Per salvare Pasolini bisogna abbandonarlo, non trasformarlo in un feticcio pop

Domenica 27 febbraio 2022, è stato pubblicato sul sito www.ilriformista.it un articolo, a firma di Lucrezia Ercoli, sulla figura di Pier Paolo Pasolini, di cui ricorre il centenario della nascita.

L’articolo si apre con un interessante e drammatico ammonimento del Poeta, che avrebbe dovuto esprimere durante l’intervento al congresso del Partito Radicale, celebrato nel novembre 1975.

«Contro tutto questo voi non dovete fare altro (io credo) che continuare semplicemente a essere voi stessi: il che significa essere continuamente irriconoscibili. Dimenticare subito i grandi successi: e continuare imperterriti, ostinati, eternamente contrari, a pretendere, a volere, a identificarvi col diverso; a scandalizzare; a bestemmiare».

Pasolini invitava quindi a non riconoscersi, ad esercitare anzitutto il distacco soprattutto da se stessi e dalle proprie convinzioni, al fine d’essere «eternamente contrari», esattamente come tutta l’esistenza e la produzione del Poeta, il quale mai si riconobbe diacono di alcuna chiesa.

Fu egli interprete autentico delle contraddizioni, e quindi al di fuori di qualsiasi classificazione. Così la sua opus dovrebbe essere interpretata e non venerata, criticata e non accettata dogmaticamente, al fine di scorgere la sua anima d’intellettuale senza padroni.

L’articolista rimprovera la santificazione in atto, provata da adepti al (non) credo pasoliniano, tendenti a smorzarne il potente messaggio profetico.

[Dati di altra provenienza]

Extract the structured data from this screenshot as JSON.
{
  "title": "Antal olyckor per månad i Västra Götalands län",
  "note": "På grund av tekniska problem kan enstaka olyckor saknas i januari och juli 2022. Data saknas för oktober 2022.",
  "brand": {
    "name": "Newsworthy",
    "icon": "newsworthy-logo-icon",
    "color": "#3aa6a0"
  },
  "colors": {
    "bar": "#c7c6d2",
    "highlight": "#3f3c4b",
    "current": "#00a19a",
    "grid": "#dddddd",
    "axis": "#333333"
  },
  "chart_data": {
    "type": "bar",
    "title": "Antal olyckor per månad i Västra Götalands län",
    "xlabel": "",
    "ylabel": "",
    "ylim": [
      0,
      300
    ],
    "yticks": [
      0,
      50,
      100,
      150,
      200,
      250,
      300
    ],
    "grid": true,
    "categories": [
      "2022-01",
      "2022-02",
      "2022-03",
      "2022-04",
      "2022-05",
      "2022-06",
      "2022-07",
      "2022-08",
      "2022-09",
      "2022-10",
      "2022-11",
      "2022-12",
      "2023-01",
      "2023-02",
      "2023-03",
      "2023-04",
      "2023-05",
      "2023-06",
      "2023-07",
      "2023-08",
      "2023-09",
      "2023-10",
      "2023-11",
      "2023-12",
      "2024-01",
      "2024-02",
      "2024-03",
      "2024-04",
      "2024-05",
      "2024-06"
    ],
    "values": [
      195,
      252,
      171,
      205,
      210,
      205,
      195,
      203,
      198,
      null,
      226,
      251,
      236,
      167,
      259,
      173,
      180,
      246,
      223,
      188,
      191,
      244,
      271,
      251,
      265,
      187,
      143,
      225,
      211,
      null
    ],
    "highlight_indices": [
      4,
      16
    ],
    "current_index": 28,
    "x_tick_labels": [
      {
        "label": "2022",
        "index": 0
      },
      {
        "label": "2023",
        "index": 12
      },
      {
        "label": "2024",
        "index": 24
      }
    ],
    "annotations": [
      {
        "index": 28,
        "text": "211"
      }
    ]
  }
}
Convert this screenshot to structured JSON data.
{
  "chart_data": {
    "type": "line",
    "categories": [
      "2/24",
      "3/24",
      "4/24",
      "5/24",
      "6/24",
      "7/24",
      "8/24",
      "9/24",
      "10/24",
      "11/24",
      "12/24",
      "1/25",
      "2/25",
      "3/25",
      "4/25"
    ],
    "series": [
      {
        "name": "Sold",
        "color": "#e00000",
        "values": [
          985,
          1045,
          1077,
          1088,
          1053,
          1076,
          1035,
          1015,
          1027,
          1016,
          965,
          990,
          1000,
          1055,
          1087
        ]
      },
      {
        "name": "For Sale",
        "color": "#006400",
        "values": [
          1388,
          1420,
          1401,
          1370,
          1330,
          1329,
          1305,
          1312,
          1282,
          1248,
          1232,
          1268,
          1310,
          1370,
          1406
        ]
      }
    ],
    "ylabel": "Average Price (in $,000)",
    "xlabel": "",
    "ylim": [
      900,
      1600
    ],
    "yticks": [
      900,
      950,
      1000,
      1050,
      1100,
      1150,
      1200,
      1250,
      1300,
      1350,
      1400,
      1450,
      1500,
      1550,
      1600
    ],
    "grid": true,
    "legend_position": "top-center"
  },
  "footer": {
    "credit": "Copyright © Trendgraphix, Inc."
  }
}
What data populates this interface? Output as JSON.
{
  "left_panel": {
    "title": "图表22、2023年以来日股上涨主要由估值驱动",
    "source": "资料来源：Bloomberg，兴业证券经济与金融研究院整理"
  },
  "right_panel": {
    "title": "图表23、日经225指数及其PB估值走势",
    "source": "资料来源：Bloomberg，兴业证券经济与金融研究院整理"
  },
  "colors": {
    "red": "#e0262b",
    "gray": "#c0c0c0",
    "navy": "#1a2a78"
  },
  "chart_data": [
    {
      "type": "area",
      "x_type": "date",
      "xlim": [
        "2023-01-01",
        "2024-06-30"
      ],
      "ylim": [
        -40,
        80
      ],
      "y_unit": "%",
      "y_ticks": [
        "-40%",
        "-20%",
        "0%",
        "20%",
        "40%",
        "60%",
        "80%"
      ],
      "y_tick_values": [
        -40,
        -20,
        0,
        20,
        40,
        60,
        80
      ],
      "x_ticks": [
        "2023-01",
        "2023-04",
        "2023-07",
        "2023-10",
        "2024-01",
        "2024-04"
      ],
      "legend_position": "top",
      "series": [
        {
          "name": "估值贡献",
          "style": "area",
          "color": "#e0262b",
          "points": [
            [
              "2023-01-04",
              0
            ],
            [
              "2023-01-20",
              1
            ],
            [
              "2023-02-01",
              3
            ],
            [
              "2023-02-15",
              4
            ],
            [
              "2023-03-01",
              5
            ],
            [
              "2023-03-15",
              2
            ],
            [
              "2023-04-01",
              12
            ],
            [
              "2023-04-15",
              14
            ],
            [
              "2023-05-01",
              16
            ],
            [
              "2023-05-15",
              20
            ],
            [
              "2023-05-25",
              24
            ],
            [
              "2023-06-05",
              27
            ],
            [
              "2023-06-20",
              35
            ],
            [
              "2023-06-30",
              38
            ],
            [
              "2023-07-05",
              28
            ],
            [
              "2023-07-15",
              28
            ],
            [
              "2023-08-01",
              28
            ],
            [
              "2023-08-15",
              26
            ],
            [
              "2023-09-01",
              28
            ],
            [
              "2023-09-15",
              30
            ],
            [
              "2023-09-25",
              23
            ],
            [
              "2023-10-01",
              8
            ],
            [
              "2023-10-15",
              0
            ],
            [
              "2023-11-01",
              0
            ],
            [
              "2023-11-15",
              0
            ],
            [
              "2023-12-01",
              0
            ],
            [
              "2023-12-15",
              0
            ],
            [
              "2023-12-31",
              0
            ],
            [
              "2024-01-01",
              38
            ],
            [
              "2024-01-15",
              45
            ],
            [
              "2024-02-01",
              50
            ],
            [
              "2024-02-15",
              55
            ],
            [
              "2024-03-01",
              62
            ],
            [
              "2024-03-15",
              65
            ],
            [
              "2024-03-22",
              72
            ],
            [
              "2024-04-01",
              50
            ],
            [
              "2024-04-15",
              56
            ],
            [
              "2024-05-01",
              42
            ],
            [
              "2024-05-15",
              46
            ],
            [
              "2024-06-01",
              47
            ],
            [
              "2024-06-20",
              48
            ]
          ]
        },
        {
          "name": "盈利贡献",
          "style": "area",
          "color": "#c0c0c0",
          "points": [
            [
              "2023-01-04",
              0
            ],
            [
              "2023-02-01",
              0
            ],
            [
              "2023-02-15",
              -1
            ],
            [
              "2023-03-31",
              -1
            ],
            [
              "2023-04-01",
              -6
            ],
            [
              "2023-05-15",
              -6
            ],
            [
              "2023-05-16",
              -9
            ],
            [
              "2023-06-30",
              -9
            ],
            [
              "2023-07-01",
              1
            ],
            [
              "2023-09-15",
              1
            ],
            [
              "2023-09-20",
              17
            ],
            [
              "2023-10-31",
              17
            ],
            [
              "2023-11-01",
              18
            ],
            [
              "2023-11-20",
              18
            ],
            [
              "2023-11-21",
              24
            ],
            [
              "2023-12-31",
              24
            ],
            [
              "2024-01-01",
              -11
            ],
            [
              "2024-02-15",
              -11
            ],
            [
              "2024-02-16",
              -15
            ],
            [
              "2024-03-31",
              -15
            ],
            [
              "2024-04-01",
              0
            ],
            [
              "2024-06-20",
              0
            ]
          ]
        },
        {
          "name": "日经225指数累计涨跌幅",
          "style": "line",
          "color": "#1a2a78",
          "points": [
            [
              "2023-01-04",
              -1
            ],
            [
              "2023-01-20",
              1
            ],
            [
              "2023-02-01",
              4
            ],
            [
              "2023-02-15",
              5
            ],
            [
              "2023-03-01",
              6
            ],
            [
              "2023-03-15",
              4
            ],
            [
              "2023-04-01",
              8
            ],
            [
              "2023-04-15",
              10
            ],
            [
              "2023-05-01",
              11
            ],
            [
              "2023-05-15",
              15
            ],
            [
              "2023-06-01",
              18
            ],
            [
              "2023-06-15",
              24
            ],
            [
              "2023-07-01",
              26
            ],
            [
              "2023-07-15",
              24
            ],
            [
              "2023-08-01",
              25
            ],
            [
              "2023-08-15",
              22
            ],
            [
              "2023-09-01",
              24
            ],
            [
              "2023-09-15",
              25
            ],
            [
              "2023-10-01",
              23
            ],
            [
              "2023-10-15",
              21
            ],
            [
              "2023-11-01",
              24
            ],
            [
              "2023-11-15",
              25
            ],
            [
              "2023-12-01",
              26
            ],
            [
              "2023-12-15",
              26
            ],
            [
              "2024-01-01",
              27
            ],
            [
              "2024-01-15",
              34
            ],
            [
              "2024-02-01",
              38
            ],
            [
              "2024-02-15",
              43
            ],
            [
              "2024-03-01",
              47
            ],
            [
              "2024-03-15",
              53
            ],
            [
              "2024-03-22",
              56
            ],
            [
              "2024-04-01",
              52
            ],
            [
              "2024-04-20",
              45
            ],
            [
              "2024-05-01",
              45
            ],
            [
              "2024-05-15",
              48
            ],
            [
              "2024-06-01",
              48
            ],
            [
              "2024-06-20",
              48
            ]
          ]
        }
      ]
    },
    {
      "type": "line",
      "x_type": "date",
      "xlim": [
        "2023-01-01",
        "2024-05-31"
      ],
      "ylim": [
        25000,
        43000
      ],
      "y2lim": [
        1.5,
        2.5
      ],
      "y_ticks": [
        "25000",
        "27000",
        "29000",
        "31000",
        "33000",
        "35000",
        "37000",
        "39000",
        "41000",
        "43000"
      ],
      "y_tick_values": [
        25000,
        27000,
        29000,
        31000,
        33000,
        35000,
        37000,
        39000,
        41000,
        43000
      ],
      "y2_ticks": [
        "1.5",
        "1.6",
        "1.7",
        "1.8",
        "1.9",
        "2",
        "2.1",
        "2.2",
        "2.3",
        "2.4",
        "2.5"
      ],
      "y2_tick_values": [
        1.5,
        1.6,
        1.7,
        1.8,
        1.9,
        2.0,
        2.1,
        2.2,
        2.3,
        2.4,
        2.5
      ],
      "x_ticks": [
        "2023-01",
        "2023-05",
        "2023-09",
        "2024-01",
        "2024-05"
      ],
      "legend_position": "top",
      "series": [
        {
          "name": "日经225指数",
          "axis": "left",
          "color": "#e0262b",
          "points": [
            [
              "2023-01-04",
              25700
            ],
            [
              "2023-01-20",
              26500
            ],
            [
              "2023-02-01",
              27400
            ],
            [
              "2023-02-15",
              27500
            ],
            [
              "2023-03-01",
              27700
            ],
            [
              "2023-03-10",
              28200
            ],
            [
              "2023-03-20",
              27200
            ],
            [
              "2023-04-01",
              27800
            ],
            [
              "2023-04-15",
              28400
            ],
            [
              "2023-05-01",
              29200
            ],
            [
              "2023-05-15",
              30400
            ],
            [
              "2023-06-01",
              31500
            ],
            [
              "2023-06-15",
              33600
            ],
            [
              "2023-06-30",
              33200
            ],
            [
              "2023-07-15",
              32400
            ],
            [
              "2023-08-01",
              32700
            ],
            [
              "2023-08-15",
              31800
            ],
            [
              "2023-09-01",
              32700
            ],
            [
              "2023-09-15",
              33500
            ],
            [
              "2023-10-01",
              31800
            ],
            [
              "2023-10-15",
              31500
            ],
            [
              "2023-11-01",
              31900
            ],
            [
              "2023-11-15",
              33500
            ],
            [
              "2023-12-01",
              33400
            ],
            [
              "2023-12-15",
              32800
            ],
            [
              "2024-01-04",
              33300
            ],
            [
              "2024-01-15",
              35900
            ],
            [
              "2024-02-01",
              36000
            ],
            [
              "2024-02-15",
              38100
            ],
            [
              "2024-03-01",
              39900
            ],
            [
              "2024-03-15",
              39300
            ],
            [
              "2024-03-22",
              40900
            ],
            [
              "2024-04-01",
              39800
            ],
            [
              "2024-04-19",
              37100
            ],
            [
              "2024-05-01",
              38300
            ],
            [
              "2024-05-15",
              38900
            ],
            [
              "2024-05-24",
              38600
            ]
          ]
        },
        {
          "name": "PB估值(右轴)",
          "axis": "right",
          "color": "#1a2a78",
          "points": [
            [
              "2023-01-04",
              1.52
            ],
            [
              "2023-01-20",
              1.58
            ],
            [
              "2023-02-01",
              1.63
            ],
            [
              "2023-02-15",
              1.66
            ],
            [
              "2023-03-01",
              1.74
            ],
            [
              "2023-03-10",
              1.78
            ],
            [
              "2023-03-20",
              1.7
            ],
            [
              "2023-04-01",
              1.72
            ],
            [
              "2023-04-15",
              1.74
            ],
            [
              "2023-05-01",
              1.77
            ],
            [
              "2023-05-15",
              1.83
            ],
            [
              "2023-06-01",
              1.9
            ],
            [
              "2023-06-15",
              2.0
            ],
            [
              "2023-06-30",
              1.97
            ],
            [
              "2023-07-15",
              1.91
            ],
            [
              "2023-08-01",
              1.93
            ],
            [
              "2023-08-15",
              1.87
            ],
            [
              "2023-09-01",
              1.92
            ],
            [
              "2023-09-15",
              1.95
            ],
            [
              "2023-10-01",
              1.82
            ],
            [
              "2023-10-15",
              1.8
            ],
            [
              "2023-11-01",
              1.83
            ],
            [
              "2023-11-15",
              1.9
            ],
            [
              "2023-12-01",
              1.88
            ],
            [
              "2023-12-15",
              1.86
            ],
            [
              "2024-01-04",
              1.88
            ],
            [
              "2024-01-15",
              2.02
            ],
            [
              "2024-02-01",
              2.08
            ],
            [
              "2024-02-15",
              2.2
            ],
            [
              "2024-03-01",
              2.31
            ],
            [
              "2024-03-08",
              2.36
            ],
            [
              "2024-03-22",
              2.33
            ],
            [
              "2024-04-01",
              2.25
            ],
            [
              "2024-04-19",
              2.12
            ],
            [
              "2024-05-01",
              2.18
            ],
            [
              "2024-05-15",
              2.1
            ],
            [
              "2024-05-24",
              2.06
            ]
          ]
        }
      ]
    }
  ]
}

Ripudiare soprattutto l’atteggiamento di coloro che, volendolo malamente imitare, parlano male del mezzo televisivo, salvo essere ogni giorno in tv; contestano sui social l’uso dei social, dimostrandosi retorici e benpensanti, quindi ben lontani dal Poeta delle Ceneri.

Negli Scritti corsari, Pasolini evidenziò il modo, con cui salvarsi dal «fascismo degli antifascisti», dal «conformismo degli anticonformisti» e dalla vuota critica, dimostrando solo l’inutilità di un atteggiamento senza sostanza.

Indagando sulle cause della sua morte, probabilmente l’Intellettuale fu ucciso, perché l’«intellighenzia» dell’epoca mal sopportava l’omosessualità; quindi fu un delitto soprattutto a sfondo morale.

Morì un Poeta, l’unico capace di «fornirci altre lenti con cui guardare il reale» illuminandole, ma anche l’unico capace di ricercare e provocare lo «scandalo evangelico», come ebbe a confessare ad Antonio Ghirelli. La «pietra d’inciampo», che interrompe l’agire del nostro pensiero; così come la rappresentazione della figura del Cristo, nel «Vangelo secondo Matteo», «urticante, estremo», riluttante ad ogni compromesso e perciò maggiormente affine al mistero del sacro.

Pasolini scandalizzò ogni volta nel segno della contraddizione, propria di una «natura eretica ed anarchica». Forse, per salvarlo, bisognerebbe abbandonarlo (?)